Martes, 19 Marcha, 2019

First West Nile activity of 2017 detected in Mich.

MDHHS announced Friday two crows and a turkey were found with West Nile virus. 
 Grendel Khan  Flickr MDHHS announced Friday two crows and a turkey were found with West Nile virus. Grendel Khan Flickr
Cris De Lacerda | 19 May, 2017, 22:47

The first confirmed 2017 West Nile virus activity in MI has been confirmed in three birds across the state.

The Michigan Department of Health and Human Services said a dead turkey found in Barry County and a dead crow found in Kalamazoo County this month tested positive for West Nile virus.

West Nile virus is acquired in mosquitoes when the insects feeds on infected birds.

MDHHS says adults age 50 years or old are at highest risk for severe illness caused by West Nile virus.

Symptoms of West Nile virus include fever, confusion, muscles weakness and severe headache. More serious complications include neurological illnesses such as meningitis.

There had been two reported West Nile cases and three cases of St. Louis Encephalitis, a similar mosquito-borne illness, in 2016. Nationally, there were 2,038 human cases of the virus and 94 deaths reported to the Centers for Disease Control and Prevention.

The mosquitoes that transmit West Nile virus may breed near people's homes in storm drains, shallow ditches, retention ponds, and unused pools.

Replace any window and door screens that have holes or are not fitted properly. And MDHHS says that as temperatures rise, mosquitoes and the virus develop more quickly.

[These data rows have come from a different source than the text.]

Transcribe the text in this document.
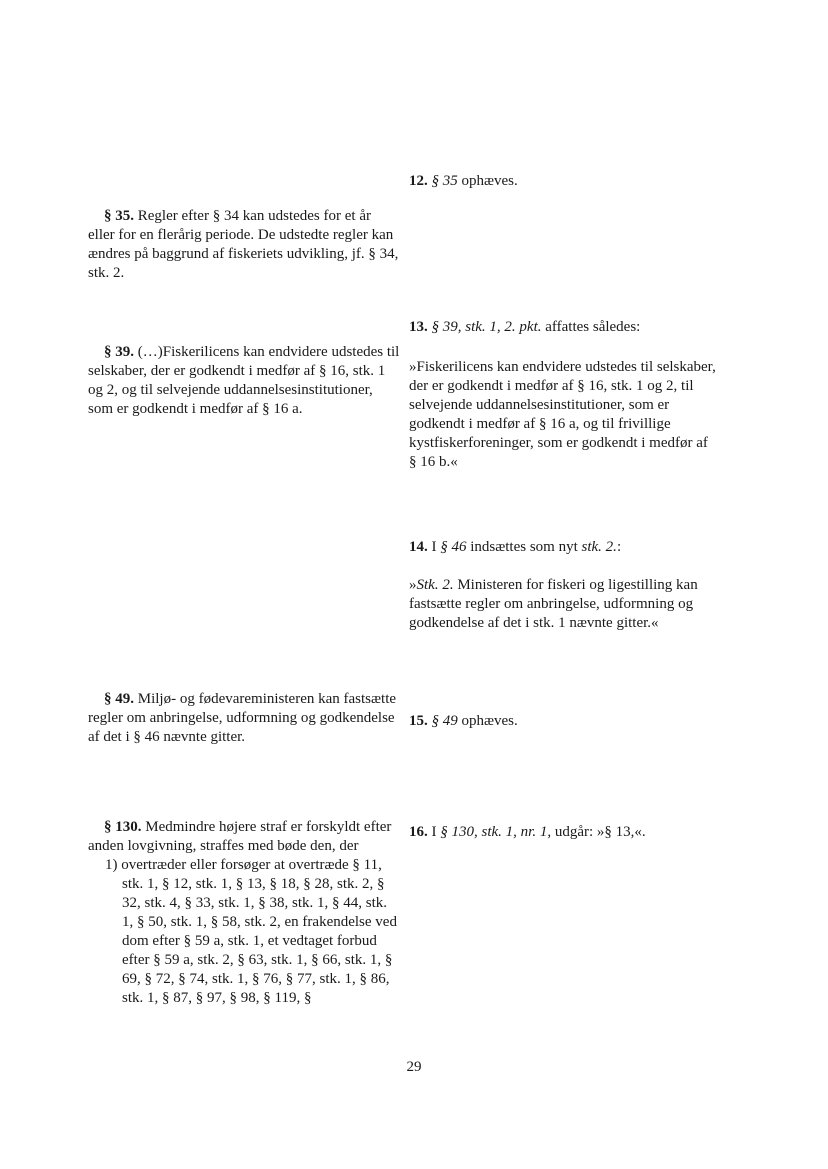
12. § 35 ophæves.

§ 35. Regler efter § 34 kan udstedes for et år eller for en flerårig periode. De udstedte regler kan ændres på baggrund af fiskeriets udvikling, jf. § 34, stk. 2.

13. § 39, stk. 1, 2. pkt. affattes således:

§ 39. (…)Fiskerilicens kan endvidere udstedes til selskaber, der er godkendt i medfør af § 16, stk. 1 og 2, og til selvejende uddannelsesinstitutioner, som er godkendt i medfør af § 16 a.

»Fiskerilicens kan endvidere udstedes til selskaber, der er godkendt i medfør af § 16, stk. 1 og 2, til selvejende uddannelsesinstitutioner, som er godkendt i medfør af § 16 a, og til frivillige kystfiskerforeninger, som er godkendt i medfør af § 16 b.«

14. I § 46 indsættes som nyt stk. 2.:

»Stk. 2. Ministeren for fiskeri og ligestilling kan fastsætte regler om anbringelse, udformning og godkendelse af det i stk. 1 nævnte gitter.«

§ 49. Miljø- og fødevareministeren kan fastsætte regler om anbringelse, udformning og godkendelse af det i § 46 nævnte gitter.

15. § 49 ophæves.

§ 130. Medmindre højere straf er forskyldt efter anden lovgivning, straffes med bøde den, der

1) overtræder eller forsøger at overtræde § 11, stk. 1, § 12, stk. 1, § 13, § 18, § 28, stk. 2, § 32, stk. 4, § 33, stk. 1, § 38, stk. 1, § 44, stk. 1, § 50, stk. 1, § 58, stk. 2, en frakendelse ved dom efter § 59 a, stk. 1, et vedtaget forbud efter § 59 a, stk. 2, § 63, stk. 1, § 66, stk. 1, § 69, § 72, § 74, stk. 1, § 76, § 77, stk. 1, § 86, stk. 1, § 87, § 97, § 98, § 119, §

16. I § 130, stk. 1, nr. 1, udgår: »§ 13,«.

29
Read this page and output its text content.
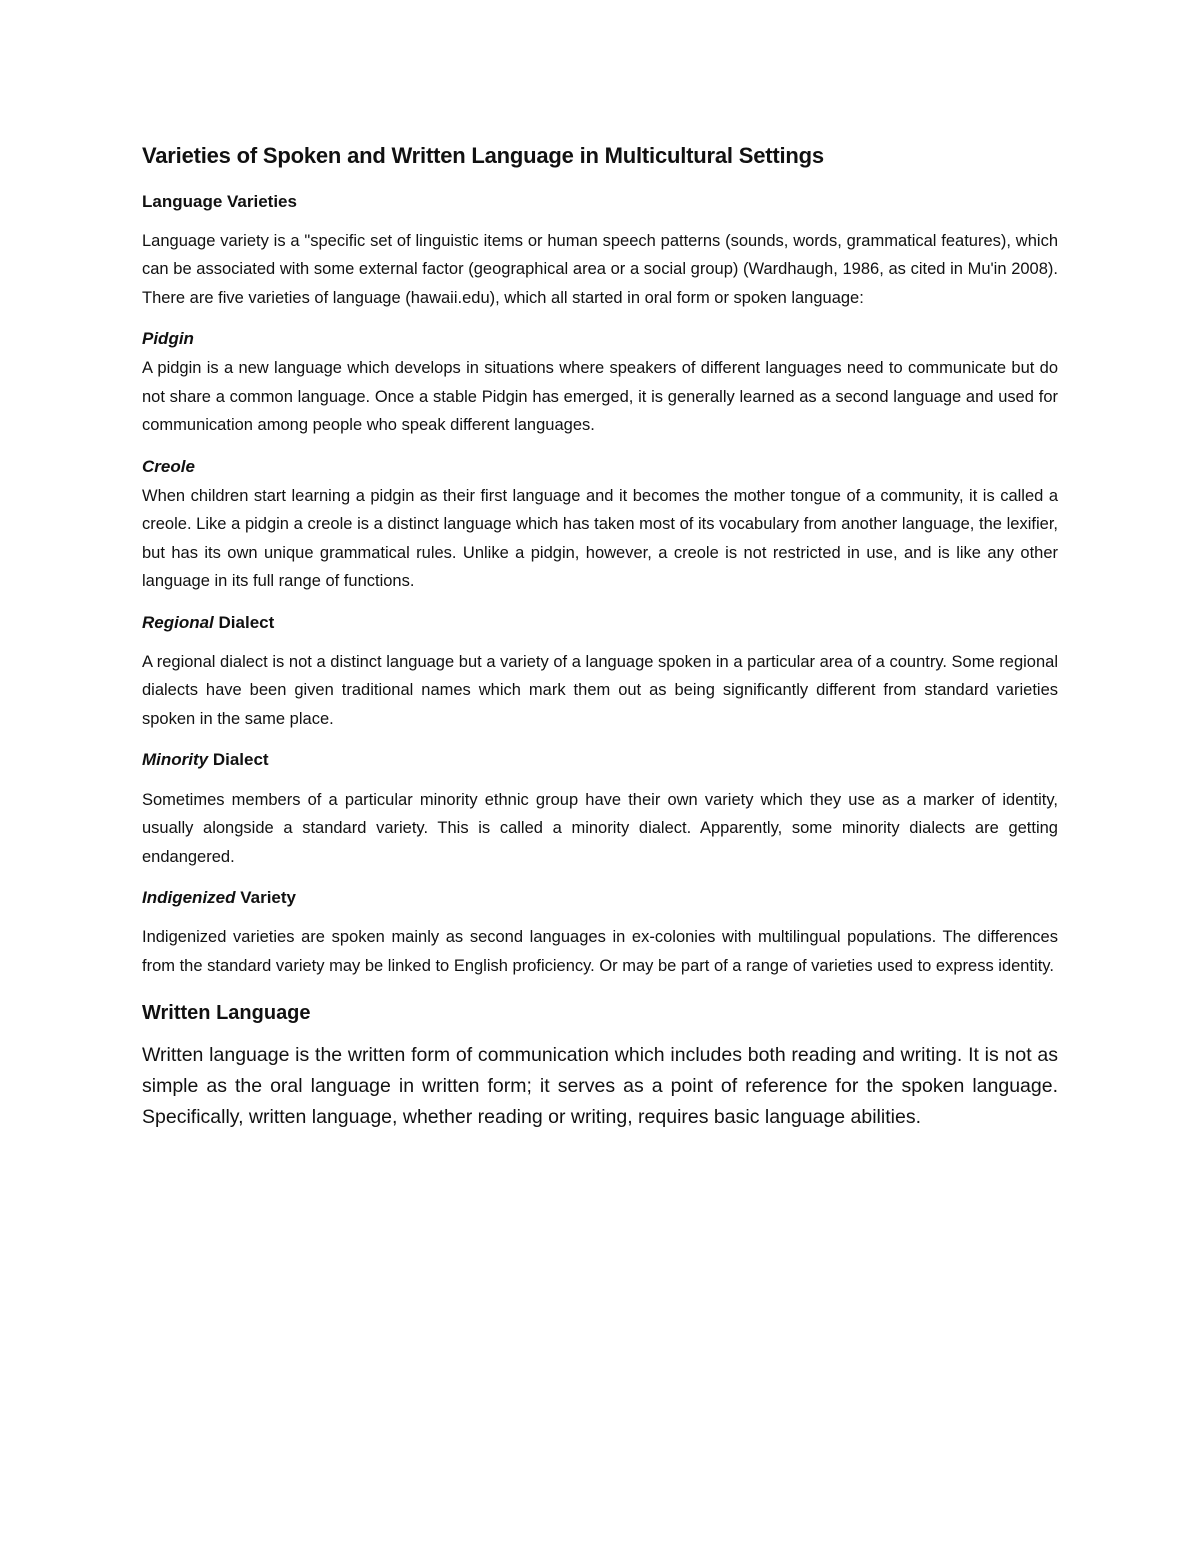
Varieties of Spoken and Written Language in Multicultural Settings
Language Varieties

Language variety is a "specific set of linguistic items or human speech patterns (sounds, words, grammatical features), which can be associated with some external factor (geographical area or a social group) (Wardhaugh, 1986, as cited in Mu'in 2008). There are five varieties of language (hawaii.edu), which all started in oral form or spoken language:

Pidgin

A pidgin is a new language which develops in situations where speakers of different languages need to communicate but do not share a common language. Once a stable Pidgin has emerged, it is generally learned as a second language and used for communication among people who speak different languages.

Creole

When children start learning a pidgin as their first language and it becomes the mother tongue of a community, it is called a creole. Like a pidgin a creole is a distinct language which has taken most of its vocabulary from another language, the lexifier, but has its own unique grammatical rules. Unlike a pidgin, however, a creole is not restricted in use, and is like any other language in its full range of functions.

Regional Dialect

A regional dialect is not a distinct language but a variety of a language spoken in a particular area of a country. Some regional dialects have been given traditional names which mark them out as being significantly different from standard varieties spoken in the same place.

Minority Dialect

Sometimes members of a particular minority ethnic group have their own variety which they use as a marker of identity, usually alongside a standard variety. This is called a minority dialect. Apparently, some minority dialects are getting endangered.

Indigenized Variety

Indigenized varieties are spoken mainly as second languages in ex-colonies with multilingual populations. The differences from the standard variety may be linked to English proficiency. Or may be part of a range of varieties used to express identity.

Written Language

Written language is the written form of communication which includes both reading and writing. It is not as simple as the oral language in written form; it serves as a point of reference for the spoken language. Specifically, written language, whether reading or writing, requires basic language abilities.
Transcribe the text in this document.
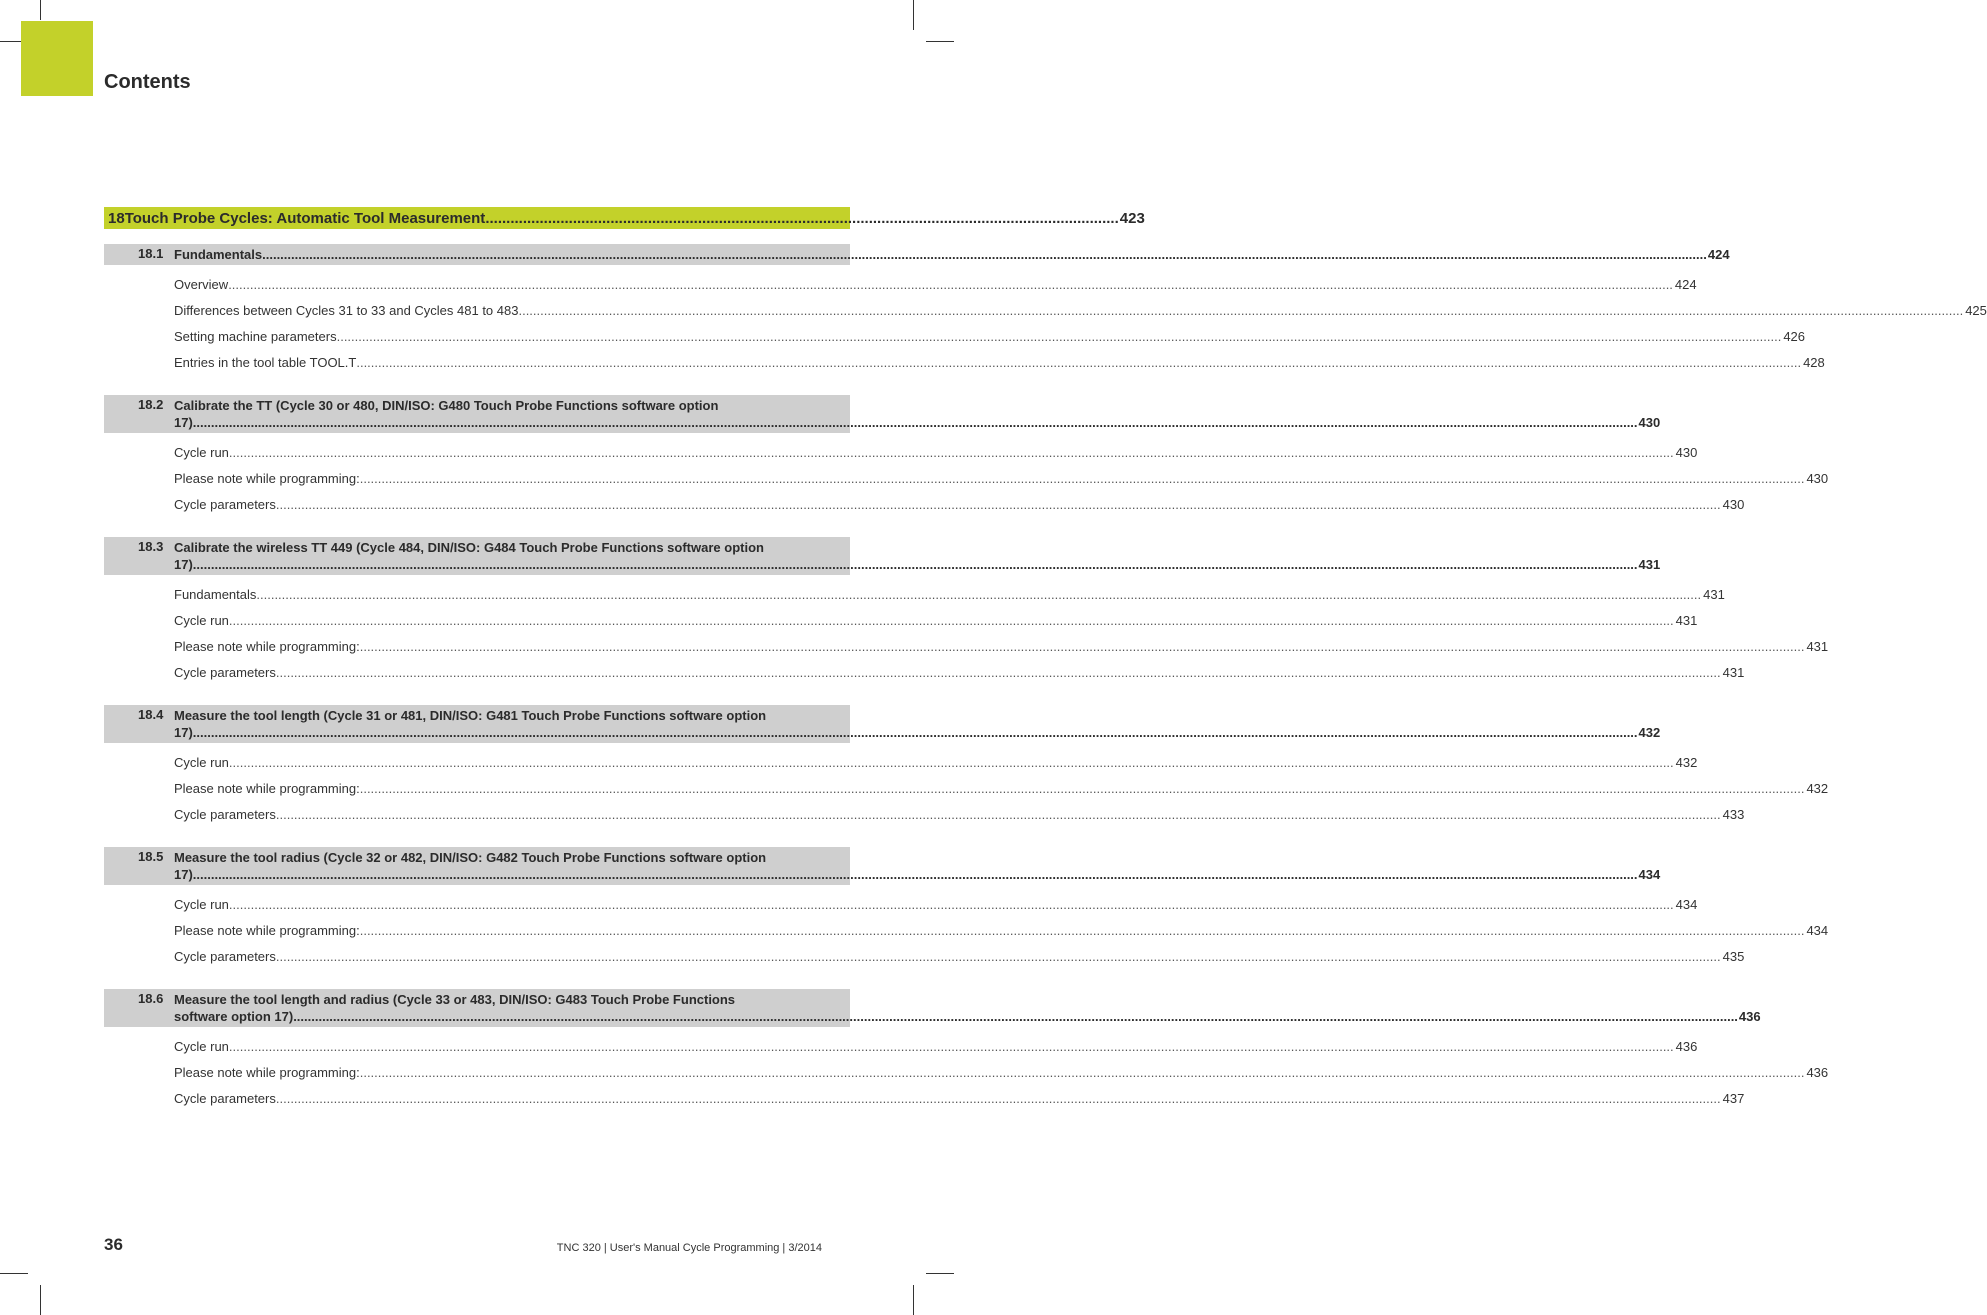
Contents
18 Touch Probe Cycles: Automatic Tool Measurement ........................................................................................................................................................ 423
18.1 Fundamentals ................................................................................................................................................................................................................................................................................................................................................................................................................ 424
Overview ................................................................................................................................................................................................................................................................................................................................................................................................................ 424
Differences between Cycles 31 to 33 and Cycles 481 to 483 ................................................................................................................................................................................................................................................................................................................................................................................................................ 425
Setting machine parameters ................................................................................................................................................................................................................................................................................................................................................................................................................ 426
Entries in the tool table TOOL.T ................................................................................................................................................................................................................................................................................................................................................................................................................ 428
18.2 Calibrate the TT (Cycle 30 or 480, DIN/ISO: G480 Touch Probe Functions software option
17) ................................................................................................................................................................................................................................................................................................................................................................................................................ 430
Cycle run ................................................................................................................................................................................................................................................................................................................................................................................................................ 430
Please note while programming: ................................................................................................................................................................................................................................................................................................................................................................................................................ 430
Cycle parameters ................................................................................................................................................................................................................................................................................................................................................................................................................ 430
18.3 Calibrate the wireless TT 449 (Cycle 484, DIN/ISO: G484 Touch Probe Functions software option
17) ................................................................................................................................................................................................................................................................................................................................................................................................................ 431
Fundamentals ................................................................................................................................................................................................................................................................................................................................................................................................................ 431
Cycle run ................................................................................................................................................................................................................................................................................................................................................................................................................ 431
Please note while programming: ................................................................................................................................................................................................................................................................................................................................................................................................................ 431
Cycle parameters ................................................................................................................................................................................................................................................................................................................................................................................................................ 431
18.4 Measure the tool length (Cycle 31 or 481, DIN/ISO: G481 Touch Probe Functions software option
17) ................................................................................................................................................................................................................................................................................................................................................................................................................ 432
Cycle run ................................................................................................................................................................................................................................................................................................................................................................................................................ 432
Please note while programming: ................................................................................................................................................................................................................................................................................................................................................................................................................ 432
Cycle parameters ................................................................................................................................................................................................................................................................................................................................................................................................................ 433
18.5 Measure the tool radius (Cycle 32 or 482, DIN/ISO: G482 Touch Probe Functions software option
17) ................................................................................................................................................................................................................................................................................................................................................................................................................ 434
Cycle run ................................................................................................................................................................................................................................................................................................................................................................................................................ 434
Please note while programming: ................................................................................................................................................................................................................................................................................................................................................................................................................ 434
Cycle parameters ................................................................................................................................................................................................................................................................................................................................................................................................................ 435
18.6 Measure the tool length and radius (Cycle 33 or 483, DIN/ISO: G483 Touch Probe Functions
software option 17) ................................................................................................................................................................................................................................................................................................................................................................................................................ 436
Cycle run ................................................................................................................................................................................................................................................................................................................................................................................................................ 436
Please note while programming: ................................................................................................................................................................................................................................................................................................................................................................................................................ 436
Cycle parameters ................................................................................................................................................................................................................................................................................................................................................................................................................ 437
36	TNC 320 | User's Manual Cycle Programming | 3/2014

The three birds that were found with West Nile were found either sick or dead earlier this month. Birds are the natural animal reservoir for the virus and carry it in their blood.

Mosquitoes that bite an infected bird can pass the virus to humans.

They figure that because most people get the virus, but never feel ill from it, that there were actually many more actual cases out there.

"As with many wildlife diseases, vigilant observation and reporting from the public are critical in helping health and wildlife experts better understand and contain the transmission of West Nile Virus", said Dr. Kelly Straka, state wildlife veterinarian.